Effect of the Structure of Flow Deflector on Ignition and Flame Shape of The Centrally Staged Combustor

Abstract Centrally staged premixed is a practical method to reduce NOx emission in aero-engines. Previous research has demonstrated that the flow inside the combustor has a significant effect on the ignition performance and flame shape. In this paper, the local flow field in a model combustor is changed by mounting a flow deflector at the main stage channel outlet. The effect of the length and central angle of the flow deflector on the ignition performance is investigated experimentally. The time scale of each phase of a successful ignition event is extracted using Otsu’s threshold segmentation method.
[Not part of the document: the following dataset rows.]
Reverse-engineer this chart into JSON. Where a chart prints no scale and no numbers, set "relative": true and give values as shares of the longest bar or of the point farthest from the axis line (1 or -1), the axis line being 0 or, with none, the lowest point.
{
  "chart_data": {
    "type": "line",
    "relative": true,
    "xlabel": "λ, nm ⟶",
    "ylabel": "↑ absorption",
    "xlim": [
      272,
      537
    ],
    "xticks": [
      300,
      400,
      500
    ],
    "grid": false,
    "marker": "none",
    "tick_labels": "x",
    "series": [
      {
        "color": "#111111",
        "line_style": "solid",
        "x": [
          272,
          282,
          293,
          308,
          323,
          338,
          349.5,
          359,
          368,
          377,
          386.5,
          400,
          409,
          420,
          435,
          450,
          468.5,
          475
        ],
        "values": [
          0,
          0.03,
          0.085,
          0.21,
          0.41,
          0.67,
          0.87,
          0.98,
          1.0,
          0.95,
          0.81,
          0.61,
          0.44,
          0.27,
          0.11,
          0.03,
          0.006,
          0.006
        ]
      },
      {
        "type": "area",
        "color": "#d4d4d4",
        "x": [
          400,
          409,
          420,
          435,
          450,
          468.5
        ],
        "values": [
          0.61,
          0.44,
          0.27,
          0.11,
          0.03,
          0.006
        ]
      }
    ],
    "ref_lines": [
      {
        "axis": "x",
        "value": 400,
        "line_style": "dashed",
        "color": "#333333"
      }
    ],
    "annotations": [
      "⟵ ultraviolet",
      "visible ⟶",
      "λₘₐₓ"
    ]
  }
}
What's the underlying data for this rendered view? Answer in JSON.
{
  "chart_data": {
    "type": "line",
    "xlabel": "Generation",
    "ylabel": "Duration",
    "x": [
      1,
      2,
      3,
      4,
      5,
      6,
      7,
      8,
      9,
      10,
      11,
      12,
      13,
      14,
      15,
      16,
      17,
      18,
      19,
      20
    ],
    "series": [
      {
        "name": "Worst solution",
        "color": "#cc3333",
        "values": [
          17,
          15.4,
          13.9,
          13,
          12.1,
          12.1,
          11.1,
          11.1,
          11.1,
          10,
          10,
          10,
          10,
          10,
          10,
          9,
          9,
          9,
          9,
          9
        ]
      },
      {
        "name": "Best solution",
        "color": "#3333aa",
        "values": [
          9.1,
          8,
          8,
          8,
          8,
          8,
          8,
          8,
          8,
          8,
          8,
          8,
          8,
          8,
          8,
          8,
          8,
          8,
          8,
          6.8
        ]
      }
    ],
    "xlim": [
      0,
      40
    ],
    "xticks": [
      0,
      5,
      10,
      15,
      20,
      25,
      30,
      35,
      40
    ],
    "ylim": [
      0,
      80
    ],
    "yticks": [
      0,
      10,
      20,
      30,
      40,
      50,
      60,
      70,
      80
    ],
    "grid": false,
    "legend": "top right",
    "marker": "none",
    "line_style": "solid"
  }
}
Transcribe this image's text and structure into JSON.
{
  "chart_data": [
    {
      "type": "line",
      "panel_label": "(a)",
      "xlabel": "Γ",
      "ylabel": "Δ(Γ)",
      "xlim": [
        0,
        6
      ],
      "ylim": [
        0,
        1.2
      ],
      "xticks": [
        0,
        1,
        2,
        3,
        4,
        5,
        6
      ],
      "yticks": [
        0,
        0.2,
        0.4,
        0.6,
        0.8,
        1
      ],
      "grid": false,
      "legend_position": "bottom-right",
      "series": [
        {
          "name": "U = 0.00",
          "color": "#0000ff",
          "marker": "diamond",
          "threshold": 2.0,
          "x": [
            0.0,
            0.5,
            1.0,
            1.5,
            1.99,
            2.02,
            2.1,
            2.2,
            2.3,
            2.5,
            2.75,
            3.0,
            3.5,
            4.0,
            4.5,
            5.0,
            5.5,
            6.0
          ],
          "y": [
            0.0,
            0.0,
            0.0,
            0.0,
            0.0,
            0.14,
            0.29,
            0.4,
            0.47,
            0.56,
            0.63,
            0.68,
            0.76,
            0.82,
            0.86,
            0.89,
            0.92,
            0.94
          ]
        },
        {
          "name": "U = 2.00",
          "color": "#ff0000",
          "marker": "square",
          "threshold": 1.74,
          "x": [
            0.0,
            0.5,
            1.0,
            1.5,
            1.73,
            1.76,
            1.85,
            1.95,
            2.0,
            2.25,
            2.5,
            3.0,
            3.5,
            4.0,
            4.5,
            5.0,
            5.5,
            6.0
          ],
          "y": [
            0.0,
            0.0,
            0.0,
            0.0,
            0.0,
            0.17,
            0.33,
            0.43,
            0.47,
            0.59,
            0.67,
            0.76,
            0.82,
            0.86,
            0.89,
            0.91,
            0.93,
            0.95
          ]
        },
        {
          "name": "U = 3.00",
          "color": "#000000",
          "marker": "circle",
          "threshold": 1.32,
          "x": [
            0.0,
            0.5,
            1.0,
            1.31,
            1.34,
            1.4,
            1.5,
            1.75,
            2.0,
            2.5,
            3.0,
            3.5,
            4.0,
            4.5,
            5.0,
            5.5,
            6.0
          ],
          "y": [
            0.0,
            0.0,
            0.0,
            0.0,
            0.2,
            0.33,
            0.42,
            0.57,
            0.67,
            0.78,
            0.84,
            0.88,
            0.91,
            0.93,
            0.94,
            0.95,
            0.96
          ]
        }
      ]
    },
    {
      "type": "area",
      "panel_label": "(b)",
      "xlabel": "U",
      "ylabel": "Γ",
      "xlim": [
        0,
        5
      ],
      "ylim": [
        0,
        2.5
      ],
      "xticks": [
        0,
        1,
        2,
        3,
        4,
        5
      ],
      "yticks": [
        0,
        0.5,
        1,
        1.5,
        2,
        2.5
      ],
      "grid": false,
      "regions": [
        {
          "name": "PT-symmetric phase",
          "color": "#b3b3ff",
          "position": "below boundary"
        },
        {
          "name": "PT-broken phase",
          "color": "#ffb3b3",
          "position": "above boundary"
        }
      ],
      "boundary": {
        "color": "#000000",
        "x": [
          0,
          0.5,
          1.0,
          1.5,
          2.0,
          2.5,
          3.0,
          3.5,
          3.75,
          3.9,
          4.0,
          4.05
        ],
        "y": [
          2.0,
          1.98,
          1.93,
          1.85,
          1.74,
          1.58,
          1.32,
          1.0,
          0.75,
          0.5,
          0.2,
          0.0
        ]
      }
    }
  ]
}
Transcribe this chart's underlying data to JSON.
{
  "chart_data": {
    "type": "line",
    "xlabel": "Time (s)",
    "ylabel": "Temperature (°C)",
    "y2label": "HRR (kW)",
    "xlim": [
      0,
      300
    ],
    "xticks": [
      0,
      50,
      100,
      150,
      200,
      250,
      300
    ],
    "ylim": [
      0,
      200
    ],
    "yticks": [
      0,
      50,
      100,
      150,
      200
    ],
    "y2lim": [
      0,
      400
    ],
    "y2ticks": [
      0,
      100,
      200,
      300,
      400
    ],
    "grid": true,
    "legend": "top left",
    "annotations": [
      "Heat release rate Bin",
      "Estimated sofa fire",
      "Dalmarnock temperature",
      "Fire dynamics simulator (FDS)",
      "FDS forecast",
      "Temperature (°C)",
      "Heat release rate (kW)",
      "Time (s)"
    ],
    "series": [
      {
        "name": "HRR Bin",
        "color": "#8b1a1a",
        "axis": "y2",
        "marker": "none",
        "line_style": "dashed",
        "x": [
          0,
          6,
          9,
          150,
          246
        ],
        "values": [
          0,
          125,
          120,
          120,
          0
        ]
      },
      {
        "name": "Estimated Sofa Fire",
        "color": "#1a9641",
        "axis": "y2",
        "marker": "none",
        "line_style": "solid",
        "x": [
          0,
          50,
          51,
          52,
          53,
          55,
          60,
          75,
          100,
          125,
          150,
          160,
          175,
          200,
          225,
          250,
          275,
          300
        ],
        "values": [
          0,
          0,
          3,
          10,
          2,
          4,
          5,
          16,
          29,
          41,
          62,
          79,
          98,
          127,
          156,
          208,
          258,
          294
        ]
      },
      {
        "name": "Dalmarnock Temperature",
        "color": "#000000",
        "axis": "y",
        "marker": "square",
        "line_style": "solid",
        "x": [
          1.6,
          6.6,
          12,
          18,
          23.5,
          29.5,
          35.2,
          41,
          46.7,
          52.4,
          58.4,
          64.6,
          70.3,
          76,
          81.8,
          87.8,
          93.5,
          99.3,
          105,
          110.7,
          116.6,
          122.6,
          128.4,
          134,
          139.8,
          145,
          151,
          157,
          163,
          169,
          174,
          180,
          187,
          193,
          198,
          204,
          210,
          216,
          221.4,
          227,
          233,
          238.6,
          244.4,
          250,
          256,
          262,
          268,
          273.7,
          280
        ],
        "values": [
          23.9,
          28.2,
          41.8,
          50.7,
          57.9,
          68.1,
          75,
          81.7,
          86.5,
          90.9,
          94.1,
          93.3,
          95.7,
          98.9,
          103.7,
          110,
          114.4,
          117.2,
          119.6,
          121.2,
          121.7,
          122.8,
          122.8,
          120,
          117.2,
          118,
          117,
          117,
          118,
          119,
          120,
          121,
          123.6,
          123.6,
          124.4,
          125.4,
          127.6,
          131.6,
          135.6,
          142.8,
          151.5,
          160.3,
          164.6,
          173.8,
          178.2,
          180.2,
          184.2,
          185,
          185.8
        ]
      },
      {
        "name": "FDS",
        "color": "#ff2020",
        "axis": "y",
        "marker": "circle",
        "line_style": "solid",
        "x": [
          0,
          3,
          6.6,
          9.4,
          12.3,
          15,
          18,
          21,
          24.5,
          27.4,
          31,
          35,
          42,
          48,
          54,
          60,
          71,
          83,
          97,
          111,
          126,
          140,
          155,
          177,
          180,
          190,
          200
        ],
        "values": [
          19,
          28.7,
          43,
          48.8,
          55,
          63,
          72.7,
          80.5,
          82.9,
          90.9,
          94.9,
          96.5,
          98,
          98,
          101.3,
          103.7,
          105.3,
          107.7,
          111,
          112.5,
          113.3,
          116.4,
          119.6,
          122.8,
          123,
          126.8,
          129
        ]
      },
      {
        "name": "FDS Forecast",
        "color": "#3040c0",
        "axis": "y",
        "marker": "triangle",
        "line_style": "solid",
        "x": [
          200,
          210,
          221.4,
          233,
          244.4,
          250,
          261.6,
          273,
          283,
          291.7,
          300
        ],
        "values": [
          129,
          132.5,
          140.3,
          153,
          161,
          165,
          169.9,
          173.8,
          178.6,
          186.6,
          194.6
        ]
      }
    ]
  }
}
It is found that the flow deflector significantly improves the ignition performance of the centrally-staged combustor and extends the ignition boundary. Based on this, the shape of the flame at different flow deflector lengths and central angles is also captured by a high-speed camera. The spatial patterns of the flame dynamic are identified using the proper orthogonal decomposition (POD) method. Additionally, the first few order modes, whose energy proportions are relatively larger, dominate the flame dynamics. The results indicate that as the length of the flow deflector increases, the flame primarily presents the vortex shedding mode, while as the central angle of the flow deflector decreases, the circumferential rotation mode dominates. There is a greater fluctuation in the zone where the chemiluminescence of the flame is stronger.